Pete Seeger's 90th birthday will be a selfless celebration

From USA Today, this article caught my eye... of course being a Springsteen and Pete Seeger fan it would. It is Pete's 90th Birthday.. what a joy it would be to be there.

I remember him singing at the Lincoln Memorial for Pres. Obama and how happy he was to be there.

Happy Birthday Pete.. Bless you for all the music you have brought us over the years.



NEW YORK — Three months after Bruce Springsteen persuaded Pete Seeger to sing This Land Is Your Land with him at President Obama's inaugural concert, they'll be back together on stage Sunday — on Seeger's 90th birthday.
A sold-out benefit concert at Madison Square Garden will celebrate Seeger, the folk singer/songwriter who was banished from commercial TV for 17 years.

Seeger says a party for 15,000 isn't his idea of a birthday celebration, even with more than 40 musicians, including Dave Matthews, Eddie Vedder and Arlo Guthrie, whose dad, Woody, taught Seeger how to jump freight trains 60 years ago.

But he agreed to it because it will benefit his Hudson River environmental group. Or, as Seeger puts it, "wooden boats don't last forever."

The boat is a 106-foot sloop, the Clearwater, a floating symbol for the group of the same name that Seeger started in 1966 when the Hudson was an open sewer.
It's healthier now, repopulated by eagles, shad and osprey. But, Seeger says, "a lot remains to be done," including "thousands of dollars of repairs to the boat."

Seeger, who says "small is beautiful," plans to remind the crowd: "It's not always the big things that make a difference, but all the small things done by people who don't get attention."

As the subject of three new books and an updated biography, Seeger says, "I've had too much publicity," even as he talks by phone to a reporter.

He says he's encouraged by Obama's willingness to experiment and "to remind us he can't do it all. We have to help."

He recalls how another president, Herbert Hoover, told Rudy Vallee: "If you can sing a song that makes people forget the Depression, I'll give you a medal."

Says Seeger: "Too many singers have been trying to get that medal."
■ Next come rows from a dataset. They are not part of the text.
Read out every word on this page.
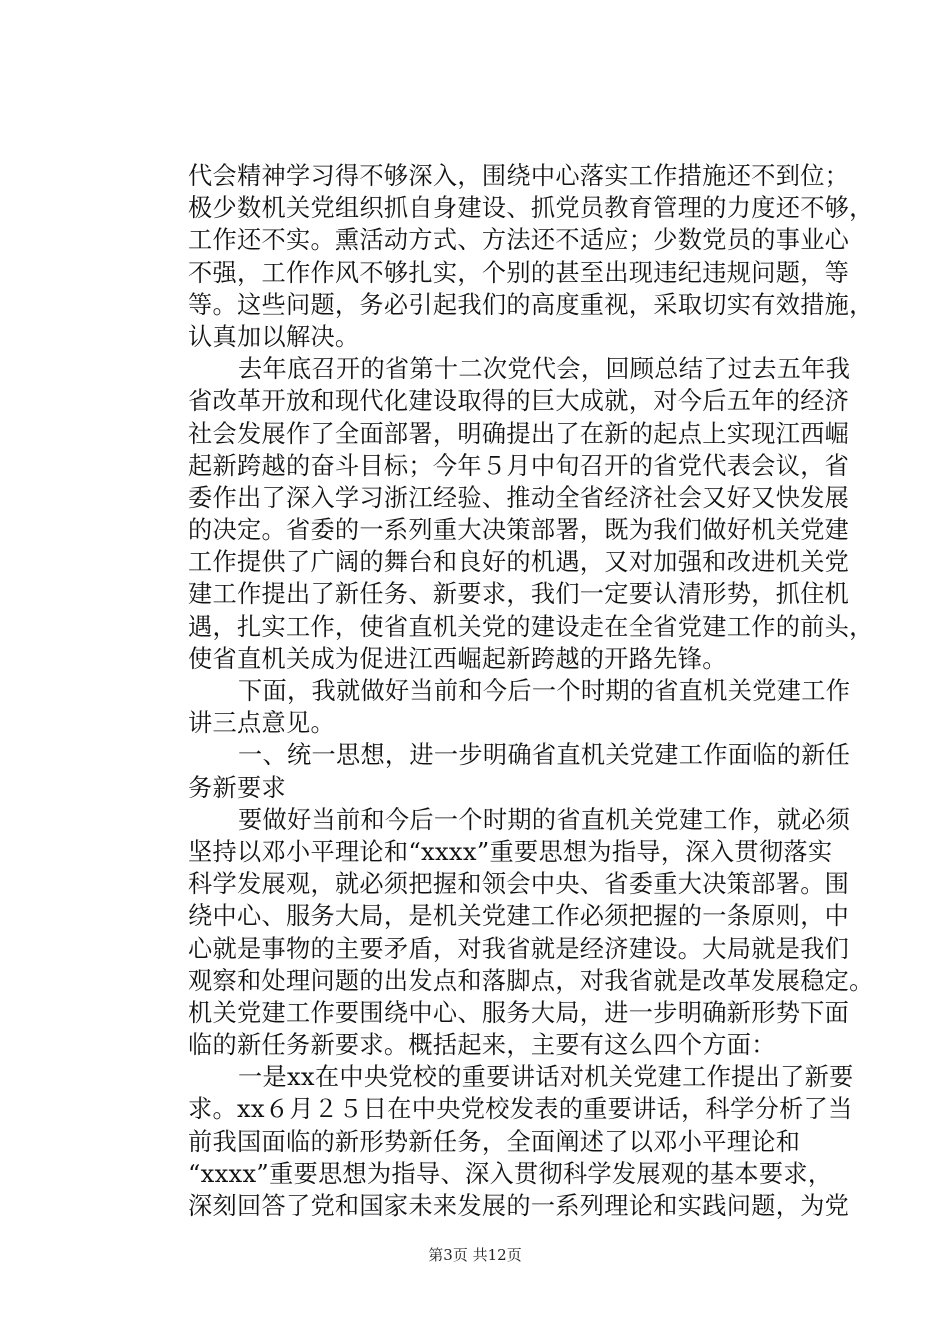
代会精神学习得不够深入，围绕中心落实工作措施还不到位；
极少数机关党组织抓自身建设、抓党员教育管理的力度还不够，
工作还不实。熏活动方式、方法还不适应；少数党员的事业心
不强，工作作风不够扎实，个别的甚至出现违纪违规问题，等
等。这些问题，务必引起我们的高度重视，采取切实有效措施，
认真加以解决。
去年底召开的省第十二次党代会，回顾总结了过去五年我
省改革开放和现代化建设取得的巨大成就，对今后五年的经济
社会发展作了全面部署，明确提出了在新的起点上实现江西崛
起新跨越的奋斗目标；今年５月中旬召开的省党代表会议，省
委作出了深入学习浙江经验、推动全省经济社会又好又快发展
的决定。省委的一系列重大决策部署，既为我们做好机关党建
工作提供了广阔的舞台和良好的机遇，又对加强和改进机关党
建工作提出了新任务、新要求，我们一定要认清形势，抓住机
遇，扎实工作，使省直机关党的建设走在全省党建工作的前头，
使省直机关成为促进江西崛起新跨越的开路先锋。
下面，我就做好当前和今后一个时期的省直机关党建工作
讲三点意见。
一、统一思想，进一步明确省直机关党建工作面临的新任
务新要求
要做好当前和今后一个时期的省直机关党建工作，就必须
坚持以邓小平理论和“xxxx”重要思想为指导，深入贯彻落实
科学发展观，就必须把握和领会中央、省委重大决策部署。围
绕中心、服务大局，是机关党建工作必须把握的一条原则，中
心就是事物的主要矛盾，对我省就是经济建设。大局就是我们
观察和处理问题的出发点和落脚点，对我省就是改革发展稳定。
机关党建工作要围绕中心、服务大局，进一步明确新形势下面
临的新任务新要求。概括起来，主要有这么四个方面：
一是xx在中央党校的重要讲话对机关党建工作提出了新要
求。xx６月２５日在中央党校发表的重要讲话，科学分析了当
前我国面临的新形势新任务，全面阐述了以邓小平理论和
“xxxx”重要思想为指导、深入贯彻科学发展观的基本要求，
深刻回答了党和国家未来发展的一系列理论和实践问题，为党
第3页 共12页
He's the only star in the Rock and Roll Hall of Fame convicted of contempt of Congress for refusing to discuss past membership in the Communist Party. His 1955 conviction was overturned on appeal in 1961, but Seeger's blacklisting lasted from 1950 to 1967. Even then, CBS censored his anti-Vietnam War allegory, Waist Deep in the Big Muddy.
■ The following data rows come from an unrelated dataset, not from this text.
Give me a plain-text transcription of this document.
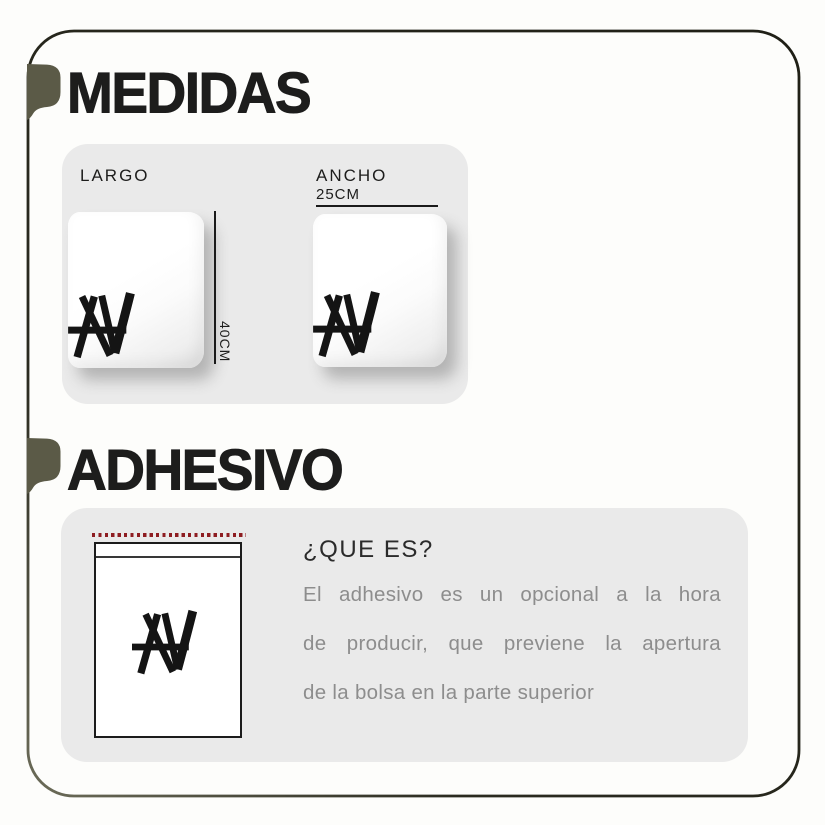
MEDIDAS
LARGO
40CM
ANCHO
25CM
ADHESIVO
¿QUE ES?
El adhesivo es un opcional a la hora
de producir, que previene la apertura
de la bolsa en la parte superior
The man who wrote If I Had a Hammer and Turn, Turn, Turn and helped popularize We Shall Overcome plans to sing one solo Sunday — he won't say which one — and join some choruses.

Asked about being called "a saint" by Bob Dylan, he laughs. "What a terrible thing to call someone. I've made a lot of foolish mistakes over the years."

2 comments:

Matt Osborne said...

Gawd I wish I had a ticket.

Seeger was part of my childhood soundscape. He was one of the scratchy old LPs my dad would play on Saturday mornings between the Clancy Brothers and Tom Lehrer. I knew every word of Seeger's "bawdy ballads" album before I knew Michael Jackson existed.

Patricia said...

I'd love to be at that, but just can't, even though it's close by. I did see him at Carnegie Hall with Arlo this year. He used to do that every year, but he's stopped doing that gig except for the years he feels like doing it. A lot of my friends will be at this and I know I'll get to hear all about it. And I'm hoping there'll be a DVD.